Under that name, the river will be appointed representatives — one each from the tribe and the government — in court proceedings. And the BBC notes the settlement also includes $80 million in financial redress and $30 million toward improving the river's health.

"It's not that we've changed our worldview, but people are catching up to seeing things the way that we see them," Adrian Rurawhe, a Māori member of Parliament, tells the New Zealand Herald.

It is, however, a new concept for New Zealand's government — and one it took a long time to come around to. The Herald reports the local Māori have sought to obtain legal protections for the Whanganui River since 1873, giving rise to "one of New Zealand's longest running court cases."

With the news that their generations-long efforts have finally succeeded, the hundreds of tribal representatives on hand for the moment "wept with joy when their bid to have their kin awarded legal status as a living entity was passed into law," according to The Guardian.
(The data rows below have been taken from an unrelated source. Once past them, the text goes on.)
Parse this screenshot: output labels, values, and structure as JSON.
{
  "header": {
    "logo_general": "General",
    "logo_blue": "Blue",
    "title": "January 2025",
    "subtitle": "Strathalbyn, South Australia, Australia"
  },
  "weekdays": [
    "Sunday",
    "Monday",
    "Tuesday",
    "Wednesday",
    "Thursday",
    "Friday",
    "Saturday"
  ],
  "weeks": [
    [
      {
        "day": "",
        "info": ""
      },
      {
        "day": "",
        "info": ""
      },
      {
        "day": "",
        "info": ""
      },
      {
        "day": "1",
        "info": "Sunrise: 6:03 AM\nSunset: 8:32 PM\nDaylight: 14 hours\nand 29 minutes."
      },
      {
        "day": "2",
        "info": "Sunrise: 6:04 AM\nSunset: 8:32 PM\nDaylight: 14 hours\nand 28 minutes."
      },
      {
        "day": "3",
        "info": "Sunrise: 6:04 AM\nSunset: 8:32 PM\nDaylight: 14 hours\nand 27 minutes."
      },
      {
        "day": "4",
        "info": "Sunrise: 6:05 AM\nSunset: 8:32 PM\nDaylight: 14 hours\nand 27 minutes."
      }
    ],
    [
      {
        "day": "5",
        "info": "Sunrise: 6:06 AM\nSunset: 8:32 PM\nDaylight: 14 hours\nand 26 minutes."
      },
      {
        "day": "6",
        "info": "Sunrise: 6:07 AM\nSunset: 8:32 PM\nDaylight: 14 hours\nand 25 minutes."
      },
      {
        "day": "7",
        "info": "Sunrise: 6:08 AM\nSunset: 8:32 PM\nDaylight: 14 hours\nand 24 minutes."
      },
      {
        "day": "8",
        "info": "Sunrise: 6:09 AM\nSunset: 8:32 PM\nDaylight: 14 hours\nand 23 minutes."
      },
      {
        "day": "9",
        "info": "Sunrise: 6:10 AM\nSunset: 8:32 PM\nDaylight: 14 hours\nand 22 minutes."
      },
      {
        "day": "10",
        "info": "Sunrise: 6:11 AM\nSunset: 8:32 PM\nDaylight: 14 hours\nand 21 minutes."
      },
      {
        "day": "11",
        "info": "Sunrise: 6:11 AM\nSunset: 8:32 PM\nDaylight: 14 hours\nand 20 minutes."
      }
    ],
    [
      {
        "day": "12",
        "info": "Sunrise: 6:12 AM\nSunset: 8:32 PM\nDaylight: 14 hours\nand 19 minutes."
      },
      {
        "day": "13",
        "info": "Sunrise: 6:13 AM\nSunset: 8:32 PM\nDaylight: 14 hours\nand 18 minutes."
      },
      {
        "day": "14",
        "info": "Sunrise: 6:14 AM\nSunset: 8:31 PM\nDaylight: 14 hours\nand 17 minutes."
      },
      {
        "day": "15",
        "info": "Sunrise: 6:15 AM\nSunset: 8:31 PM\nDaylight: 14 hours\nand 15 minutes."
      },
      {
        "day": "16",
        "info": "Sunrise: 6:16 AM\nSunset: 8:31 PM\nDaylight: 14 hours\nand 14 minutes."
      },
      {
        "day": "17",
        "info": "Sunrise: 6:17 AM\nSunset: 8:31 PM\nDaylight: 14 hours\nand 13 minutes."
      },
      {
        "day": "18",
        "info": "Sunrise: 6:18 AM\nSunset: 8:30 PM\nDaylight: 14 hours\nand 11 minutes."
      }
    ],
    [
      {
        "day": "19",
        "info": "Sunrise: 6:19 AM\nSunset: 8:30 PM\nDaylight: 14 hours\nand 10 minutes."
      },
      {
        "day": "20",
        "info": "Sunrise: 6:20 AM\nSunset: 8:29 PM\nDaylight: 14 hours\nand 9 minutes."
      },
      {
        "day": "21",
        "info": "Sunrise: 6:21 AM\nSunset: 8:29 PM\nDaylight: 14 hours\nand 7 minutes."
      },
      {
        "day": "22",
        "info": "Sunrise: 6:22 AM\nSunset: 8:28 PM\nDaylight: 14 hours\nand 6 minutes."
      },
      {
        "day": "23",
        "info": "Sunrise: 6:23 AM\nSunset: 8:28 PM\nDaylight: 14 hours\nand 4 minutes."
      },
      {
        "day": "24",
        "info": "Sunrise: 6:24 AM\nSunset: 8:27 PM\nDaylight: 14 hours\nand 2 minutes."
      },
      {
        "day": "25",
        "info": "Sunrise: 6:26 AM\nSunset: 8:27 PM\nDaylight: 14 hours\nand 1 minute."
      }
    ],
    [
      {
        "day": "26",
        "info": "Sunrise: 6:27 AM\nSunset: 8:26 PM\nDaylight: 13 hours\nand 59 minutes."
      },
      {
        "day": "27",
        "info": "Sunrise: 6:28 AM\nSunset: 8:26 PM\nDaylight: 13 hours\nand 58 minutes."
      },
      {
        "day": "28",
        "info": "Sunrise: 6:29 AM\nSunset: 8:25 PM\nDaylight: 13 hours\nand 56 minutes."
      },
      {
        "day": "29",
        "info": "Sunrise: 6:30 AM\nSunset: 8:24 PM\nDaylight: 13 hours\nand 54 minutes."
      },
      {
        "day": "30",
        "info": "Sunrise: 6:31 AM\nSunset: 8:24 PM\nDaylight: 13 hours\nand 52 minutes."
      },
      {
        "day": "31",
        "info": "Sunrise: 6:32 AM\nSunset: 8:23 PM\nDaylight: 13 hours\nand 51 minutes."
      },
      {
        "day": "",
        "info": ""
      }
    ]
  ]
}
In the legislative chamber the Māori present sang a waiata, or a traditional Māori folk song, in celebration.

Chris Finlayson, New Zealand Minister for Treaty of Waitangi Negotiations, admitted the arrangement is a unique one in the country's history — but he says it's not as unfamiliar as you may think.

"I know the initial inclination of some people will say it's pretty strange to give a natural resource a legal personality," Finlayson says, according to the BBC. "But it's no stranger than family trusts, or companies or incorporated societies."

In the end it's a matter of recognition, Finlayson tells Buzzfeed News.

"This legislation recognizes the deep spiritual connection between the Whanganui Iwi [tribe] and its ancestral river, and creates a strong platform for the future of Whanganui River."